Letter from January

We started the year by the open Baltic Sea. The wind was strong, the sea was light brown, and the beach was covered in wet pebbles. It resembled a clattering pile of different planets, a gathering of galaxies—impossible to choose which one to take home and put on the shelf at the Sea Library. Until I found my first-ever hag stone: the most magical pebble of them all.

I looked right through it and decided to be honest for the rest of the year. Not to carry around a whole beach of rocks (all the possibilities that I can do), but to sit down and look closely at which pebbles to own, leaving the beauty of the rest by the sea. To live a simpler and more mindful life, again, to dive deep.

Years have passed since the sea and books changed my life. And my life continues to change, to evolve, to peel its old skin like a fat snake and shine anew. But all the time, I keep returning to the compass of my soul: the Sea Library is always in the middle of the storms that come and go. Through the COVID pandemic, through the war in Ukraine, through years of no income, and even now, when I have a day job. An anchor, a breathing sea beast, curled up and guarding the salty stories, a hot heart beating right under the sea.

The Sea Library makes sense when the rest of the world doesn’t.

In the space of numbers, goals, timetables, and achievements, I catch myself gravitating toward the immeasurable and timeless, to the seemingly pointless wanderings around the nearby riverside meadow, seaside forest, and sitting by the sea in wet winter sand. (I have a dog, so I can call them dog walks.) But I’ve cycled and walked around the block long before Nemo, with no step goals activated, just for the beauty of being.

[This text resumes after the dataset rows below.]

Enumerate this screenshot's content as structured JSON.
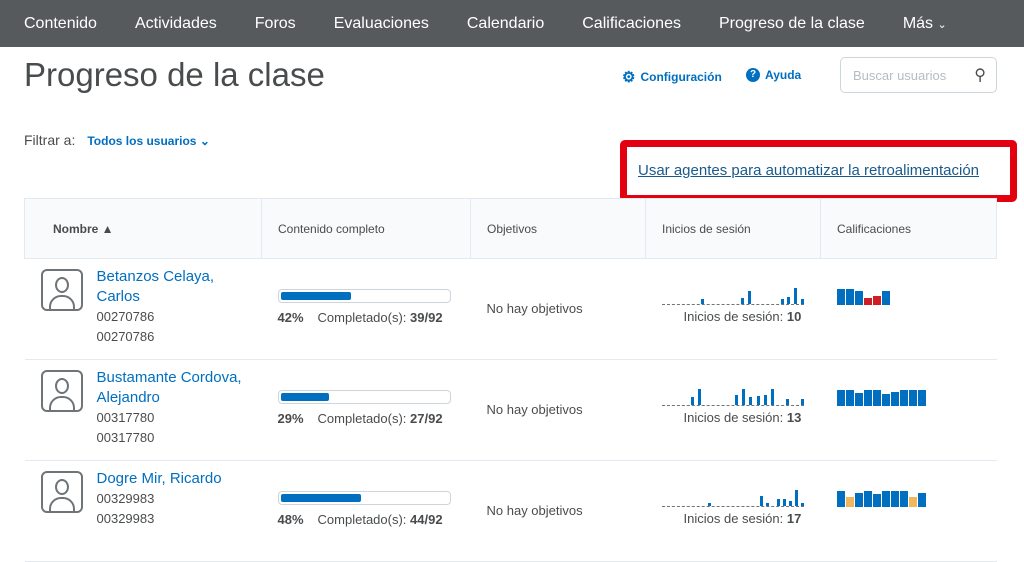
{
  "nav": [
    "Contenido",
    "Actividades",
    "Foros",
    "Evaluaciones",
    "Calendario",
    "Calificaciones",
    "Progreso de la clase",
    "Más"
  ],
  "title": "Progreso de la clase",
  "settings": "Configuración",
  "help": "Ayuda",
  "search_placeholder": "Buscar usuarios",
  "filter": {
    "label": "Filtrar a:",
    "value": "Todos los usuarios"
  },
  "agents_link": "Usar agentes para automatizar la retroalimentación",
  "columns": [
    "Nombre ▲",
    "Contenido completo",
    "Objetivos",
    "Inicios de sesión",
    "Calificaciones"
  ],
  "colors": {
    "blue": "#006fbf",
    "red": "#cd2026",
    "yellow": "#f0b85c"
  },
  "rows": [
    {
      "name": "Betanzos Celaya, Carlos",
      "id1": "00270786",
      "id2": "00270786",
      "percent": 42,
      "pct_label": "42%",
      "completed_label": "Completado(s):",
      "completed": "39/92",
      "objectives": "No hay objetivos",
      "logins_label": "Inicios de sesión:",
      "logins": "10",
      "login_spark": [
        0,
        0,
        0,
        0,
        0,
        0,
        0.3,
        0,
        0,
        0,
        0,
        0,
        0.35,
        0.8,
        0,
        0,
        0,
        0,
        0.3,
        0.45,
        1,
        0.3
      ],
      "grades": [
        [
          1,
          "blue"
        ],
        [
          1,
          "blue"
        ],
        [
          0.85,
          "blue"
        ],
        [
          0.45,
          "red"
        ],
        [
          0.55,
          "red"
        ],
        [
          0.9,
          "blue"
        ]
      ]
    },
    {
      "name": "Bustamante Cordova, Alejandro",
      "id1": "00317780",
      "id2": "00317780",
      "percent": 29,
      "pct_label": "29%",
      "completed_label": "Completado(s):",
      "completed": "27/92",
      "objectives": "No hay objetivos",
      "logins_label": "Inicios de sesión:",
      "logins": "13",
      "login_spark": [
        0,
        0,
        0,
        0,
        0.5,
        1,
        0,
        0,
        0,
        0,
        0.6,
        1,
        0.5,
        0.55,
        0.6,
        1,
        0,
        0.4,
        0,
        0.4
      ],
      "grades": [
        [
          1,
          "blue"
        ],
        [
          1,
          "blue"
        ],
        [
          0.8,
          "blue"
        ],
        [
          1,
          "blue"
        ],
        [
          1,
          "blue"
        ],
        [
          0.75,
          "blue"
        ],
        [
          0.9,
          "blue"
        ],
        [
          1,
          "blue"
        ],
        [
          1,
          "blue"
        ],
        [
          1,
          "blue"
        ]
      ]
    },
    {
      "name": "Dogre Mir, Ricardo",
      "id1": "00329983",
      "id2": "00329983",
      "percent": 48,
      "pct_label": "48%",
      "completed_label": "Completado(s):",
      "completed": "44/92",
      "objectives": "No hay objetivos",
      "logins_label": "Inicios de sesión:",
      "logins": "17",
      "login_spark": [
        0,
        0,
        0,
        0,
        0,
        0,
        0,
        0,
        0.2,
        0,
        0,
        0,
        0,
        0,
        0,
        0,
        0,
        0.6,
        0.2,
        0,
        0.45,
        0.45,
        0.3,
        1,
        0.2
      ],
      "grades": [
        [
          1,
          "blue"
        ],
        [
          0.6,
          "yellow"
        ],
        [
          0.85,
          "blue"
        ],
        [
          1,
          "blue"
        ],
        [
          0.8,
          "blue"
        ],
        [
          1,
          "blue"
        ],
        [
          1,
          "blue"
        ],
        [
          1,
          "blue"
        ],
        [
          0.6,
          "yellow"
        ],
        [
          0.9,
          "blue"
        ]
      ]
    }
  ]
}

My true spirit animal is a kid on holiday, with pockets full of sea glass and pebbles, a dog-eared book in a worn-out backpack, and a dog by my side.

By the sea.

By the open Baltic Sea, the ruins and remains of Northern Forts in Liepāja on January 1, 2025.

Last year, I deleted my Twitter account. After years of weaving a wonderful waterwriters’ community under my fingertips, it seemed the right moment to quit. Things change, and only the ever-changing sea stays right there, always, but nothing else. I’m also wary of spending my time on other social media; they suck you in and create an illusion of a community while the most miraculous encounters happen in the gaps. I do believe in the magnificent power of the Internet, yet I think the answer isn’t on Instagram. I believe in mailed and e-mailed letters and postcards; I believe in the unexpected that sparks conversations and in the enchanting power of books. There are so many ways to reach out, to say hi, to share a story that has moved you deeply. It’s a time-consuming mistake to spend hours waiting for something at a crowded bus station called Meta, that never arrives.

And it’s an equal madness to dedicate a whole paragraph to the Hamletic dilemma of whether or not to be online all the time. Life happens elsewhere; we all know that. Under my boots when I walk the crunchy carpet of frozen riverside reeds. On the tip of my tongue when I breathe in the salty seaside air. On the page when I sniff a perfect sentence printed on soft paper that makes my body sing. Seeing a new parcel from faraway lands through the loophole of my post box. Licking stamps when sending letters and Sea Library books to readers. Noticing the first tiny green blades of snowdrops under our hazel.

Nemo by the Lielupe river on January 18, 2025

I believe in friendships, in good stories, and the magical ways in which communities are formed. No need for anything artificial to know how intelligent we all are, even the pebbles at the beach, quietly watching how we choose what to leave behind.